The relief Kelly felt at no longer having to listen to Tony’s lesson in exhibit-handling was swiftly tempered by the look on the DCI’s face. She scurried after him across the open-plan space to his office, where he threw open the door and told her to sit down. Kelly did so, a feeling of dread creeping over her. She tried to think of some other reason why the DCI would have hauled her so unceremoniously into his office – and indeed come in on his rest day to do so – but kept returning to the same thing.

Durham.

She’d really f*cked up this time.

‘I went out on a limb for you, Kelly.’ Diggers had stayed standing, and now he strode from one side of the tiny room to the other, leaving Kelly unsure whether she should keep her eyes on him, or stay facing forward, like a defendant in the dock. ‘I agreed to this secondment because I had faith in you, and because you convinced me I could trust you. I fought your bloody corner, Kelly!’

Kelly’s stomach clenched with fear and with shame; how could she have been so stupid? She’d hung on to her job by the skin of her teeth last time; the suspect she’d flown at had decided against pressing criminal charges, after a visit from Diggers persuaded him he didn’t want to be in the spotlight any more than was necessary. Even the disciplinary hearing had gone in her favour, thanks to Diggers having another quiet chat with the superintendent. Mitigating circumstances due to family history, the report had read, but she’d been left in no doubt it was a card she couldn’t play twice.

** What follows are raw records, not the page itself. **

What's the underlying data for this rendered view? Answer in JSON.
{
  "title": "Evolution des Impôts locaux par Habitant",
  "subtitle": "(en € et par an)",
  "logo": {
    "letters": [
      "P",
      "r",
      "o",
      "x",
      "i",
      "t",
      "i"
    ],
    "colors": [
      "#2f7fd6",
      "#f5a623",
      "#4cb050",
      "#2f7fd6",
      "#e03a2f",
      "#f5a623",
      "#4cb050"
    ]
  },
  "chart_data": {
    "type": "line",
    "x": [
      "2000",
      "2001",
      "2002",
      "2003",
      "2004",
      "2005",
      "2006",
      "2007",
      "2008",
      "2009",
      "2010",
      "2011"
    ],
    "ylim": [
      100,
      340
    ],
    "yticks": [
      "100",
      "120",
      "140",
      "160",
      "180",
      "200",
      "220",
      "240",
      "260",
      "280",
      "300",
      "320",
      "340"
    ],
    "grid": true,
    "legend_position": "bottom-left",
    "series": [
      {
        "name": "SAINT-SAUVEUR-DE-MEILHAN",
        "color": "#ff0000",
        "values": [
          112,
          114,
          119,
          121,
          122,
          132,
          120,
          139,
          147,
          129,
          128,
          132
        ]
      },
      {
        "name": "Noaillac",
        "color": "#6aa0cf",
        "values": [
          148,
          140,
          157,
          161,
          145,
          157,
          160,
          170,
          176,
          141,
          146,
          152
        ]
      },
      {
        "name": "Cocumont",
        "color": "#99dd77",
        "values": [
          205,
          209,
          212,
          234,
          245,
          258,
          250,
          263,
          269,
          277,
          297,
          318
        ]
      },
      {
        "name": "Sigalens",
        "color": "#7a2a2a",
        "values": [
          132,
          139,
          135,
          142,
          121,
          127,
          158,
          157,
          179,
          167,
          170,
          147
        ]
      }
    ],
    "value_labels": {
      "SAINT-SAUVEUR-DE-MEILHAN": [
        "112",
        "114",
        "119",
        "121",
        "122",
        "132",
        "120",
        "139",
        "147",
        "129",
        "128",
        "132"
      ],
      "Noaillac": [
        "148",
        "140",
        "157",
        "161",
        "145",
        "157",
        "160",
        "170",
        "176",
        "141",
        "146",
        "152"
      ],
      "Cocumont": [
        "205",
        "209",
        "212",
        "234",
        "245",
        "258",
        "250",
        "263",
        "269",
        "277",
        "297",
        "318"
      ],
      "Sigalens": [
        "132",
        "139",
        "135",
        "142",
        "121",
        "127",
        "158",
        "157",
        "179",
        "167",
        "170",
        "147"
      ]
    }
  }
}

‘I got a phone call last night.’ The DCI finally sat down, leaning forward across the expanse of dark oak desk. ‘A DS from Durham Constabulary, alerted to the fact that we’d been enquiring about historical rapes. Wondered if they could help any further.’

Kelly couldn’t meet his eyes. To her left she could feel Nick looking at her.

‘Of course, this came as rather a surprise to me. I might be counting down to retirement, Kelly, but I like to think I still know what jobs the office is dealing with. And none of them,’ he slowed his speech, pausing between each word for added emphasis, ‘relates to Durham University. Would you care to explain what the hell you’ve been doing?’